Pakistan will consider selecting players who break away from the ICL on a case-by-case basis, following the decision by the BCCI to grant an "amnesty" to ICL players who cut ties with the league by May-end. Though the BCCI has put in place a 'cooling off' period of a year - whereby an ex-ICL player will only be eligible to represent India after a year away from the ICL - the PCB has left the door open for players to return sooner.

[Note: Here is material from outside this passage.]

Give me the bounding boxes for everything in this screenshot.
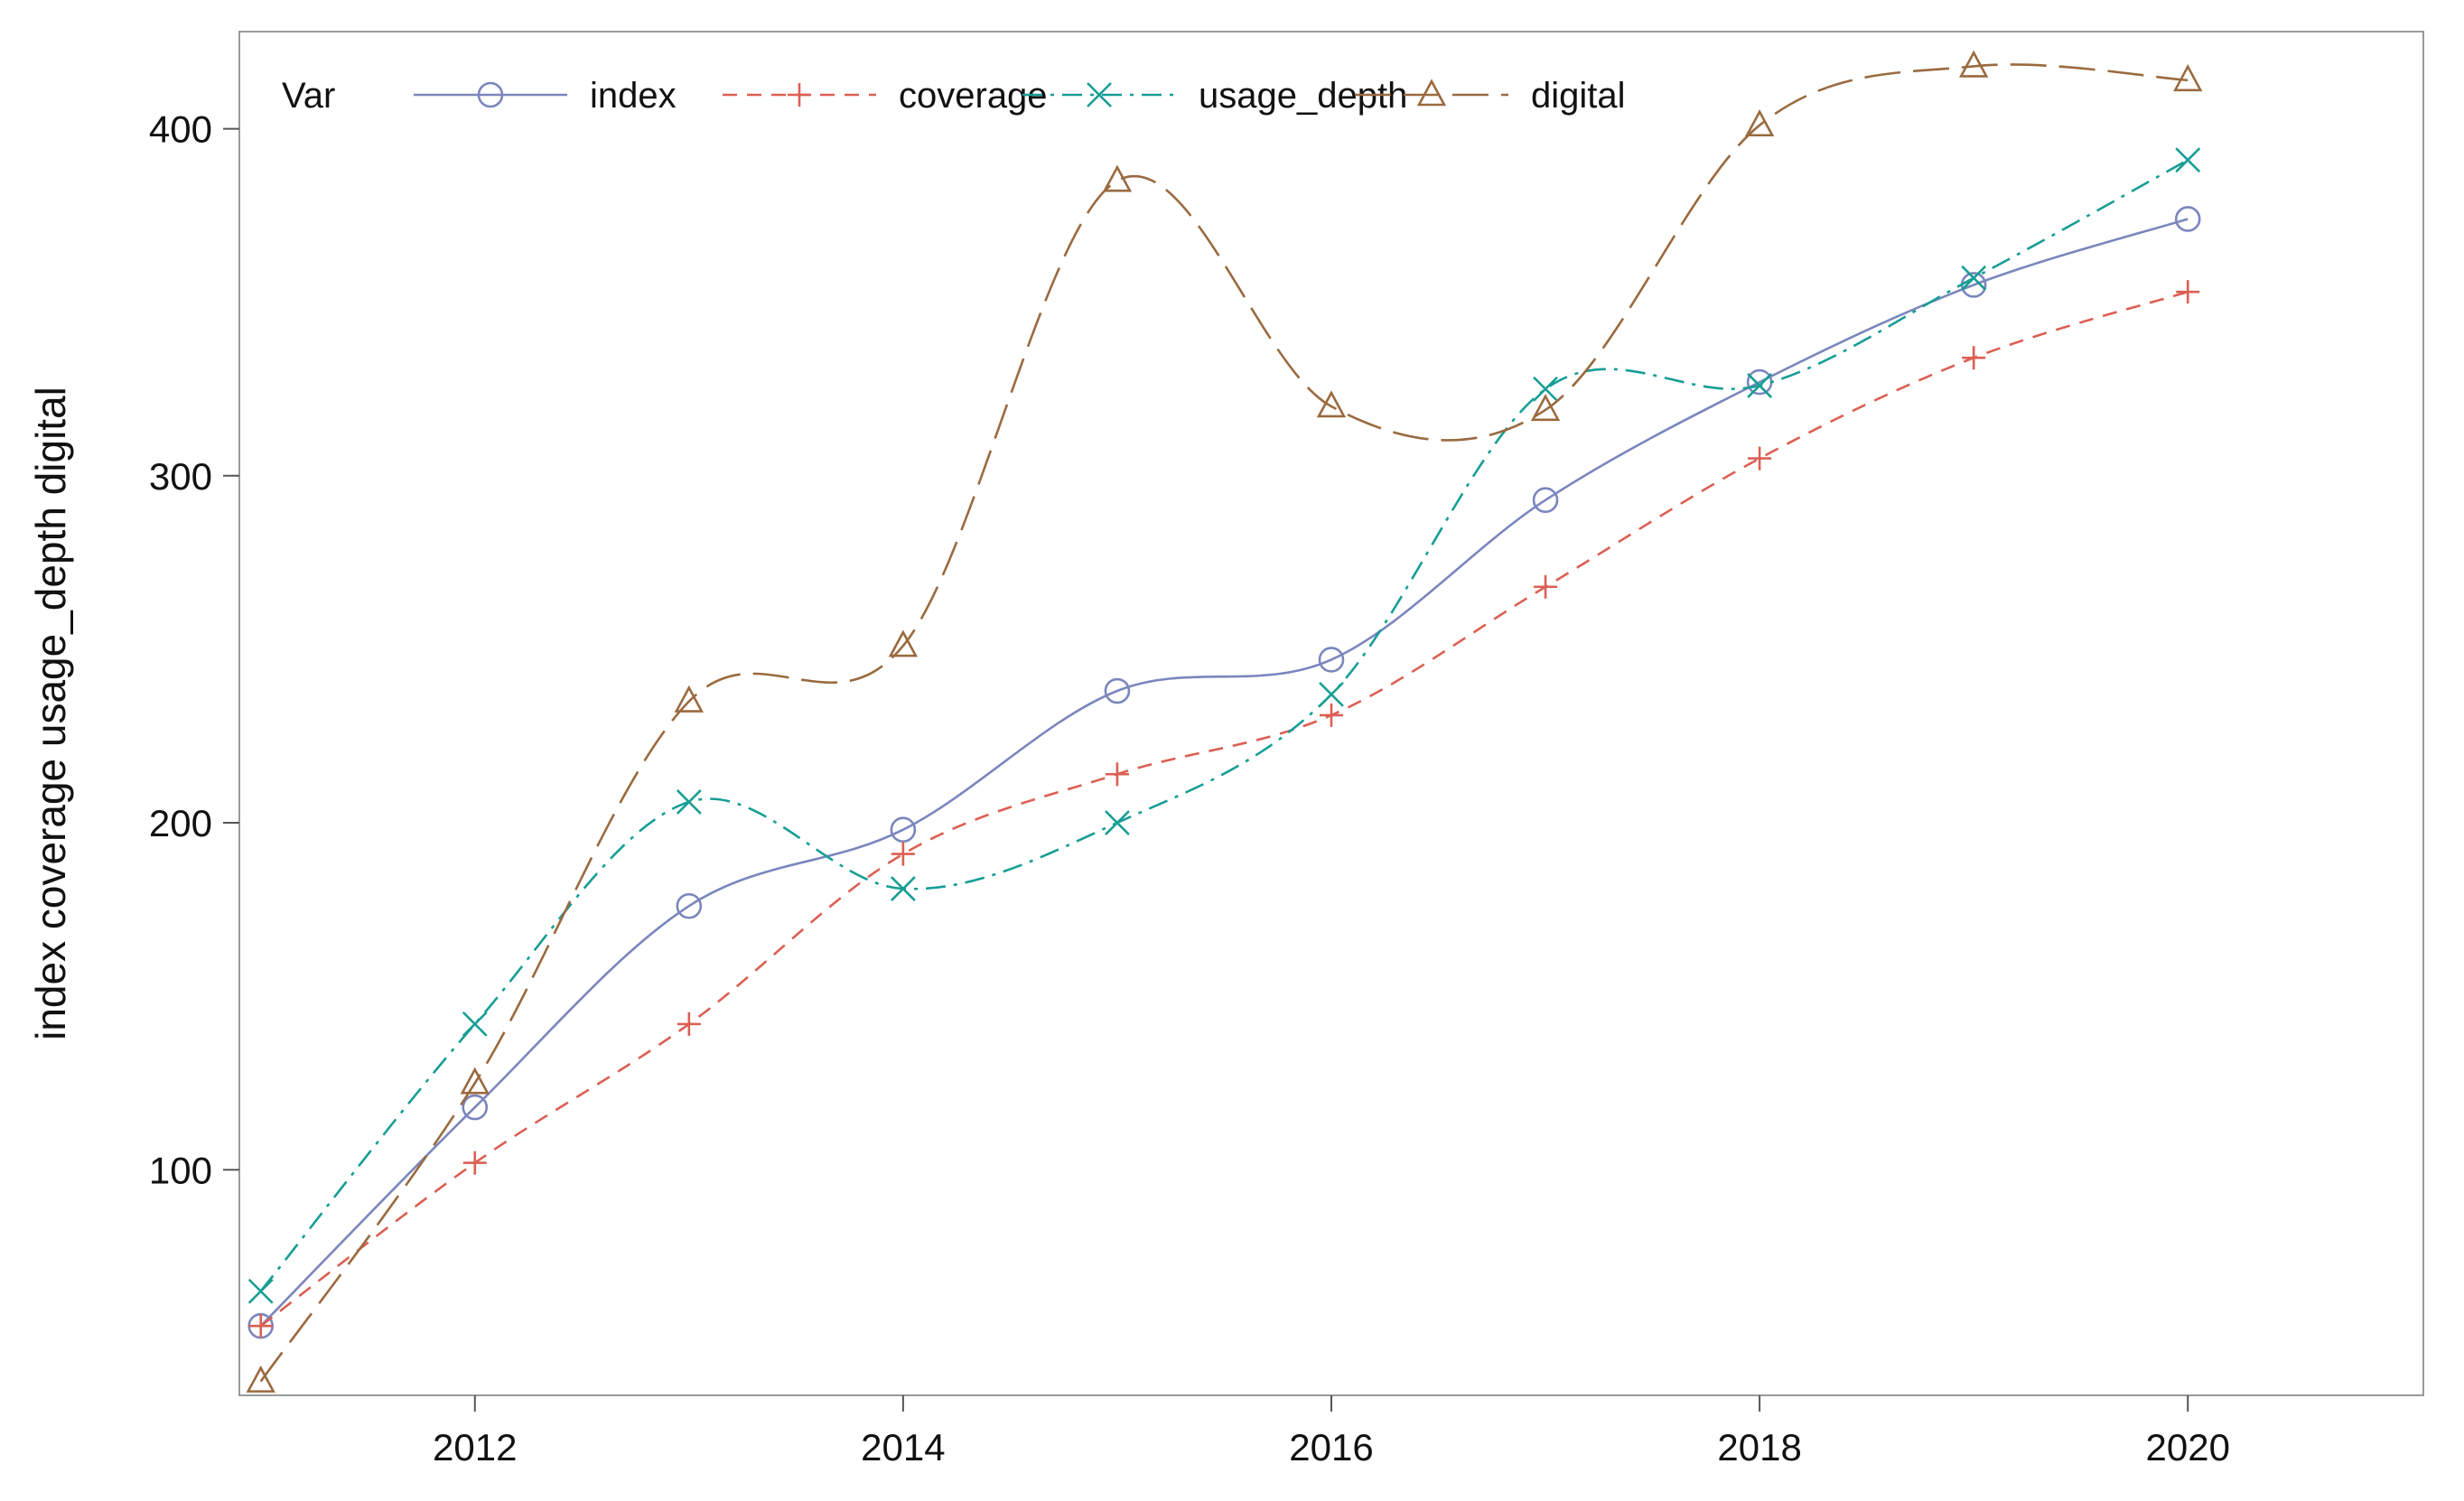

The stance adopted by the PCB is understandable, given how badly it was affected by the ban on ICL players. Nineteen players from Pakistan signed up with the league, nearly half of whom, can conceivably represent Pakistan still. The defection took away nearly the entire bench strength of the national side. Key among them are the likes of Mohammad Yousuf and Abdul Razzaq, and even players such as Imran Nazir, who could well be part of a Pakistan line-up in one of the three formats of the game.
"It is pertinent to note that at the last executive board meeting of ICC, it was emphasized that the action against players who have participated in ICL is the prerogative of the home board," the PCB said in a statement.
"The PCB's position on players who have participated in ICL is that such players must resign from ICL if they are to be considered for selection by PCB. While permitting such players to play cricket, PCB will decide on case-to-case basis the penalties to be imposed and the time period for which they will remain banned. This arrangement will continue till the end of May 2009."
Pakistan has been more ambiguous about the ban on ICL players than most boards. Last year, PCB's director general, Javed Miandad, said there was great "public pressure" on the board to pick ICL players and moves were constantly underfoot privately to try and bring some of them back into the fold somehow.
Earlier this year, a local Sind court ruled that ICL players can play domestic cricket. Recently, Pakistan's selectors also picked three ICL players in a preliminary 30-man squad for the Twenty20 World Cup. They were withdrawn a day later, however, senior board officials calling it a "faux pas."
But the road back for players such as Yousuf or Razzaq - players the PCB "could do with in the national side" - will still not be an easy one. "ICL contracts, in the board's legal opinion, are pretty one-sided," a senior official told Cricinfo. "It will not be easy for a player to rescind from them. We have sent a communication to the ICL asking for some clarity on the contracts but have not received a reply yet. When a player does come to us and has documents stating that he has left the league, we will consider his case."
Further muddying up the issue is the recent flirtation of a number of Pakistan's ICL players with the American Premier League (APL), another - thus far - unauthorized, private Twenty20 league. The APL, brainchild of local entrepreneur Jay Mir, is scheduled to be held in October on a converted baseball field in Staten Island, New York City. But the ICC has said it will hold the same status as the ICL; effectively that players involved cannot play internationally.
"A number of our ICL players are interested in the APL," the official said. "That will complicate matters even more. Jay Mir has been in touch with us, the ICC and the BCCI and he has been told that his league needs to be authorized first. If players join that, then it will become more difficult."
The PCB's policy of looking at individual players is likely to be replicated by Cricket South Africa. Cricinfo understands CSA will assess players on a case-by-case basis. Of South Africa's ICL players, only Justin Kemp and Johan van der Wath could entertain notions of an international recall, though both are still considered long-shots.